Independence inseparable from freedom

The revolution’s fervent opposition to both Cold War superpowers, the United States and the Soviet Union, was encapsulated in the revolutionary slogan “Neither West, nor East, [only] the Islamic Republic.” But it was the revolution’s animosity toward Washington that has dominated Iran’s international relations. And while Iran has found itself in a geopolitical confrontation with the West, it was never geopolitically integrated into the East. Instead, as the policies of Russia, China, and India during heightened U.S. sanctions have demonstrated, Iran has found itself forced to give concessions to Asian great powers that have consistently prioritized their ties with Washington over those with Tehran. As a result, Iran has experienced new patterns of dependency on those Eastern great powers, since confronting them is not an option so long as Tehran is at loggerheads with the international system’s most powerful state.

Iran has experienced new patterns of dependency on those Eastern great powers, since confronting them is not an option so long as Tehran is at loggerheads with the international system’s most powerful state.

Against this backdrop, how can Iranians safeguard their longstanding desire for independence in a 21st-century, interdependent world? Ruhollah Ramazani, the late doyen of Iranian foreign policy studies, rightly emphasized that in an interdependent world, there is no such thing as absolute independence, but rather degrees of dependence. In other words, Iran’s national development will suffer if today it tries to maintain a fervent, ideological adherence to an abstract notion of absolute independence.

Iran’s domestic authoritarian context poses another formidable challenge for safeguarding independence, as it favors close ties with authoritarian rather than democratic states. The hardline custodians of the Islamic Republic need not fear that like-minded authoritarian regimes, like China and Russia, will introduce issues like human rights and democracy in bilateral relations. The result is a geopolitical preference for a “Look to the East” policy, mostly favored by those forces who stand to benefit politically and economically from such an orientation. The shadow of Iran’s antagonism with the United States has sustained its conflictual relationship with the Western world. This has not only prevented it from developing its full potential by building robust ties with both the West and the East, but has pushed the country into the hands of the latter powers who have abused Iran’s isolation from the West and its need of the East. For this reason, Ramazani aptly noted that a democratic polity is a necessary precondition to prevent dependency, noting that “the breakdown of the rule of law and politicized judiciary will ultimately undercut Iran’s ability to maintain its independence in world politics.” He also emphasized that freedom and independence are inseparable.

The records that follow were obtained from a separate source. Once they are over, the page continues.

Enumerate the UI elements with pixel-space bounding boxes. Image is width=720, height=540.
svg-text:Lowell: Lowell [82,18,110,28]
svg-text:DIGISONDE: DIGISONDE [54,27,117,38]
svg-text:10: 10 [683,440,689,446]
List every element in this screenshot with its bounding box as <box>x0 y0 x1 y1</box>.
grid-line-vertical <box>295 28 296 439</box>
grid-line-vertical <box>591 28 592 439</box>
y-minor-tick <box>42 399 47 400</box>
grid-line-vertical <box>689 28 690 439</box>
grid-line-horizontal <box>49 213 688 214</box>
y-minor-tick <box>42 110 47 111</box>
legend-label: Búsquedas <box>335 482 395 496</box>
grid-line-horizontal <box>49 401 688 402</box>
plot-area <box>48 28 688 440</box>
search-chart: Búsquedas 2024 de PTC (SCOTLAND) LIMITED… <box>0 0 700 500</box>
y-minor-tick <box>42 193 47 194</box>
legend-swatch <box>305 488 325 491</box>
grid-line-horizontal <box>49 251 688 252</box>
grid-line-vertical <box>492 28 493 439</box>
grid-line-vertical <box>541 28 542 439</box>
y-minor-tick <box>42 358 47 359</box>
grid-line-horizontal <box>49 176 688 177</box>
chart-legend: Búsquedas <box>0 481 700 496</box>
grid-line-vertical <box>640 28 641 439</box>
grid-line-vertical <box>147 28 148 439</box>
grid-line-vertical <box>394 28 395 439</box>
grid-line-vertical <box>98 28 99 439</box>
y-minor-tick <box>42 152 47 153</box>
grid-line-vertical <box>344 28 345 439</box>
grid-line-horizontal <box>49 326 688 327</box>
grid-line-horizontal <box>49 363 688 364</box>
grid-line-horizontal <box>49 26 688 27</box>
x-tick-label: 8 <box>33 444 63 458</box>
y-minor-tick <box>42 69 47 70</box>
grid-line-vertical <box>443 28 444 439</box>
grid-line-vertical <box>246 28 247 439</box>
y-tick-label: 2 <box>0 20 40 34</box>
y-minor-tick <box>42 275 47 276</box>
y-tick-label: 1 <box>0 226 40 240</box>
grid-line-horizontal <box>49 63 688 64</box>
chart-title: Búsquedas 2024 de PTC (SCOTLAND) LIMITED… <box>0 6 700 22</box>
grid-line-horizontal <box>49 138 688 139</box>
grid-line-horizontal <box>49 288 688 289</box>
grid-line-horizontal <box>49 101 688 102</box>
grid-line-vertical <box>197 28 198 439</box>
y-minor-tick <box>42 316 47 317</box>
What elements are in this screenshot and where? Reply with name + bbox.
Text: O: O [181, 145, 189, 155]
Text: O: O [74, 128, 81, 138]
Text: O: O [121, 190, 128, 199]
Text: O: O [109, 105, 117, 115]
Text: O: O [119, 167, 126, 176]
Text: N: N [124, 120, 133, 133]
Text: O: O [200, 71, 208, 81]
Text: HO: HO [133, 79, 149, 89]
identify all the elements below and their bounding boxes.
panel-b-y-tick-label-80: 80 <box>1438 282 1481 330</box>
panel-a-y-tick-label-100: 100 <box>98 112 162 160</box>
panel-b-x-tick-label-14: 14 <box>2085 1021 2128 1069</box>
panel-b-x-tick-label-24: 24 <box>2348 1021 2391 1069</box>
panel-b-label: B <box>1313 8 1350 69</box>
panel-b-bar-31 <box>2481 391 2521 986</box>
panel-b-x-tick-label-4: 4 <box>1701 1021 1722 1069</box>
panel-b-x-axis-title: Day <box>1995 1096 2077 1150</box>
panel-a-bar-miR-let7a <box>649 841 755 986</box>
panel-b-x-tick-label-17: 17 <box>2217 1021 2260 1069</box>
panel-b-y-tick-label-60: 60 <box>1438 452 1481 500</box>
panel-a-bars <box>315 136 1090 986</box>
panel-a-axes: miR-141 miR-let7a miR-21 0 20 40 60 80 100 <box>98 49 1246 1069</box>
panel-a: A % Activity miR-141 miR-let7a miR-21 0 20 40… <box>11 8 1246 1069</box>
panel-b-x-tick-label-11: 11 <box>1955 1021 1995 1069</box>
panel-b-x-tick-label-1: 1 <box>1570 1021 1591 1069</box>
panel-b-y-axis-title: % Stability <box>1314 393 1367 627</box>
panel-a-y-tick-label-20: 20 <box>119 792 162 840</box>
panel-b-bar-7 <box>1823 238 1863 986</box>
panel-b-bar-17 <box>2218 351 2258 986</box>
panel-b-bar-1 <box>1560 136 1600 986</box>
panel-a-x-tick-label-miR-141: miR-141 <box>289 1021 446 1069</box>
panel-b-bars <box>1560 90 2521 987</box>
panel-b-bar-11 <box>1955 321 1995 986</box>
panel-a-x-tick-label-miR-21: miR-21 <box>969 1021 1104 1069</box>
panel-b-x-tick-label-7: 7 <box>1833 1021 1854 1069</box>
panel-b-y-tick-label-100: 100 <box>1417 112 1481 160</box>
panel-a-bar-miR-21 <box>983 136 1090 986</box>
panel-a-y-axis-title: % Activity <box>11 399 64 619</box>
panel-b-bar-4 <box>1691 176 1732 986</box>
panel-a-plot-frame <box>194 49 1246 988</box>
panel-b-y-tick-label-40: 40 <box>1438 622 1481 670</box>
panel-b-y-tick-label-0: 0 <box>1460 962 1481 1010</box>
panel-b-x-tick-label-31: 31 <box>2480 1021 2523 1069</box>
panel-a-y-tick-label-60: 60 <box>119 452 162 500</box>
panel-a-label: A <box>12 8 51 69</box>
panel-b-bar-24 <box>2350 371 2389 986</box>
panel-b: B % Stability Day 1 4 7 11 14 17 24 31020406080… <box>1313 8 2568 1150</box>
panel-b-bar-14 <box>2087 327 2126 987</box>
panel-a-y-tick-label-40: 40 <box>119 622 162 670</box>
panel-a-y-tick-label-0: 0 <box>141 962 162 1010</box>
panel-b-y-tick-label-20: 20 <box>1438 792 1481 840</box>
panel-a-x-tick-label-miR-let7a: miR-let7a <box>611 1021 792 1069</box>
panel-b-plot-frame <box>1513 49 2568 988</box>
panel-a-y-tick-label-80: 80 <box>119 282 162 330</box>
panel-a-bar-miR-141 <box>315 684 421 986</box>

A more open political climate, as in India for example, would allow for domestic debates about foreign policy choices and the stakes involved for the population. Hence, democratization would significantly improve Iran’s international image and potentially improve its bargaining power vis-à-vis great powers, especially given Western powers’ tendency towards instrumentalizing human rights in order to generate political pressure.

Conclusion

So did the Iranian revolution eventually deliver on its promises? Despite some achievements, the overall picture looks bleak, particularly when it comes to promises of democracy. Whether that is reversible is another difficult question. The acute triple crisis—socio-economic, political, and ecological—the Islamic Republic faces in its 40th year, a growing sense of popular disillusionment and frustration that forcefully erupted during the 2017-18 upheaval, and the ongoing confrontation with the world’s most powerful state leaves little hope that the same system that failed to deliver on these promises for decades will succeed in the future.